Не то чтобы, мне нужны были все эти места для заработка. Но я подумал о том, что смогу отдать свой капитал рабочим, и отпустить их по домам, зарыв как минимум четыре порочных бизнеса и отдав в самоуправление ещё пять вполне легальных. Так что я согласился поучаствовать в этой авантюре. Меня не смутила ни ставка, ни то, что этот Вань решил поучаствовать в изначально нечестной игре. Мне подумалось, что он настолько богат, что это и правда лишь крохи от его глобального бизнеса, с которыми можно легко расстаться. В конце концов, вряд ли Морозов стал бы так трепетать перед лишь чуть более крупным капиталистом, чем он сам.
– И так, у нас пять костей, пытаемся выбросить на больший набор или на меньший? – спросил я.
– Выбирай сам, сюдо. И бросай уже!
– Пусть будет на большее.
Я выкинул кости. Все пять выпали "шестёрками". Значит, прицел ещё не сбился. В гордости за хороший расчёт траектории падения костей, я спросил:
– Тридцать очков! Ну что, сдаешься?
– Ха! – ящер мерзко ухмыльнулся, – Не так быстро, лисёнок! Вань Шень так быстро не сдаётся.
Мой противник совершил свой бросок. Снова одни только шестёрки. Он сказал самодовольно:
– Неужели тебе достался достойный соперник?
– Но... как? Шанс на такой бросок был всего один из семи тысяч семисот семидесяти шести! – я был удивлён не меньше остальных присутствующих за столом, – Есть какой-то секрет?
– Только в том, что есть звери, которых лелеет удача. Вроде меня, любимого судьбой и богами. И есть неудачники, низший сорт, навроде тебя, которым эту удачу приходиться обманывать. Что, не по пути твоему Дао с победой, кагэма?
– Пока мы идём на равных. Я не верю, что такой результат ты сможешь выкинуть ещё раз!
Я бросил кубы. Снова тридцать очков. Когда наступила очередь моего противника, я внимательно следил за его движениями, однако ничего подозрительного не приметил. Он действовал даже чуть менее точно, чем я. И всё равно выкинул те же тридцать очков. Вероятность того, что кубы выпадут так четыре раза уже была астрономически малой, но всё только усугублялось. Мы бросили по третьему разу, и по четвёртому, и по пятому. Результат всегда был один. Никто не уступал другому ни очка.

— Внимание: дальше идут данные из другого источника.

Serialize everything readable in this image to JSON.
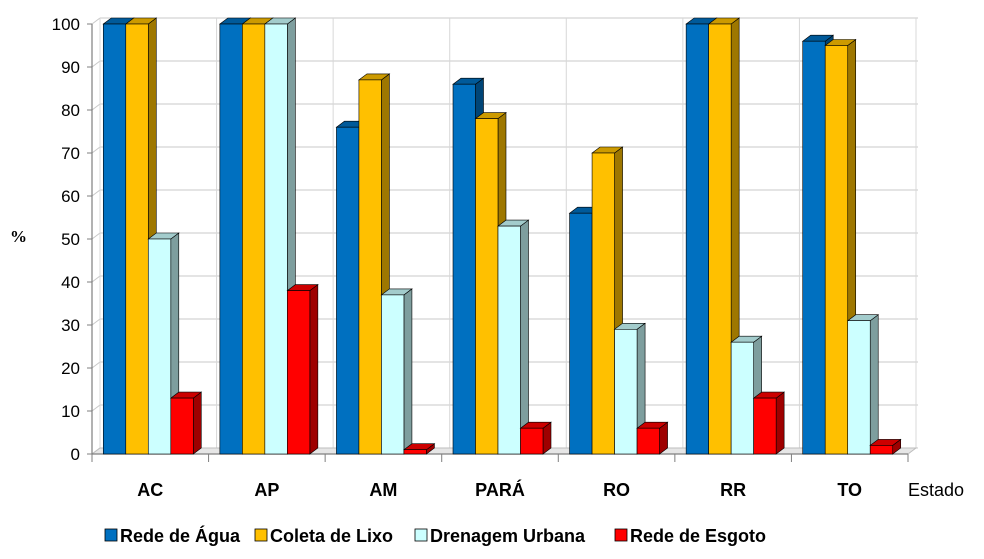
{
  "chart_data": {
    "type": "bar",
    "categories": [
      "AC",
      "AP",
      "AM",
      "PARÁ",
      "RO",
      "RR",
      "TO"
    ],
    "series": [
      {
        "name": "Rede de Água",
        "values": [
          100,
          100,
          76,
          86,
          56,
          100,
          96
        ],
        "color": "#0070C0"
      },
      {
        "name": "Coleta de Lixo",
        "values": [
          100,
          100,
          87,
          78,
          70,
          100,
          95
        ],
        "color": "#FFC000"
      },
      {
        "name": "Drenagem Urbana",
        "values": [
          50,
          100,
          37,
          53,
          29,
          26,
          31
        ],
        "color": "#CCFFFF"
      },
      {
        "name": "Rede de Esgoto",
        "values": [
          13,
          38,
          1,
          6,
          6,
          13,
          2
        ],
        "color": "#FF0000"
      }
    ],
    "xlabel": "Estado",
    "ylabel": "%",
    "ylim": [
      0,
      100
    ],
    "yticks": [
      "0",
      "10",
      "20",
      "30",
      "40",
      "50",
      "60",
      "70",
      "80",
      "90",
      "100"
    ],
    "grid": true,
    "legend_position": "bottom",
    "style": "3d-bar"
  }
}
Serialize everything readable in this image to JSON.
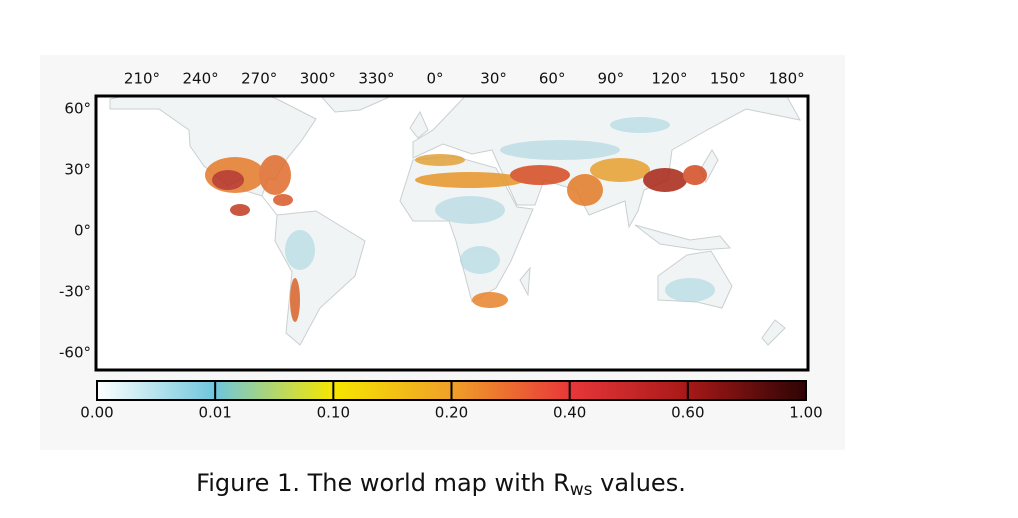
{
  "map": {
    "lon_labels": [
      "210°",
      "240°",
      "270°",
      "300°",
      "330°",
      "0°",
      "30°",
      "60°",
      "90°",
      "120°",
      "150°",
      "180°"
    ],
    "lat_labels": [
      "60°",
      "30°",
      "0°",
      "-30°",
      "-60°"
    ]
  },
  "colorbar": {
    "ticks": [
      {
        "value": 0,
        "label": "0.00"
      },
      {
        "value": 0.01,
        "label": "0.01"
      },
      {
        "value": 0.1,
        "label": "0.10"
      },
      {
        "value": 0.2,
        "label": "0.20"
      },
      {
        "value": 0.4,
        "label": "0.40"
      },
      {
        "value": 0.6,
        "label": "0.60"
      },
      {
        "value": 1,
        "label": "1.00"
      }
    ]
  },
  "caption": {
    "prefix": "Figure 1. The world map with R",
    "subscript": "ws",
    "suffix": " values."
  }
}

Мой бросок – тридцать очков. Его бросок – тридцать очков. Мой – тридцать. Его – тридцать. Мой – тридцать. Его – тридцать. Мой – тридцать. Его – тридцать. Мой – тридцать. Его – тридцать. Мой – тридцать. Его – тридцать. Мой – тридцать. Его – тридцать. Мой – тридцать. Его – тридцать. Мой – тридцать. Его – тридцать. Мой – тридцать. Его – тридцать. Мой – тридцать. Его – тридцать. Мой – двадцать девять.
Что? Я ошарашенно смотрел на кости, где один из кубиков выпал не шестёркой, а пятёркой. Также ошарашена была и толпа, собравшаяся к тому моменту игры вокруг стола. Видимо, я слишком увлёкся, пытаясь подловить своего противника на обмане, слишком увлёкся подсчётом бросков. И вот, всё же, ошибся. Глазомер слегка дал сбой. Расчёт был недостаточным, и я потерял один балл в общем зачёте.
Я посмотрел на Вань Шеня. Тот, с видом победителя, встряхнул шейкер и совершил финальный бросок. Пять шестёрок. Он не ошибся ни разу. А я, кажется, проиграл это состязание.
Откинувшись на спинку своего стула, он залпом выхлебал ещё одну кружку "Циндао", и с победным криком разбил её об голову:
– Да! Вот это я и называю "жизнь"! Знай своё место, яро! И вкушай плоды своего поражения!
Он встал из-за стола, одной рукой стукнул по нему, и провозгласил:
– Пошли-ка, лис из кабуки, настало время платить за поражение. Я решил чего хочу.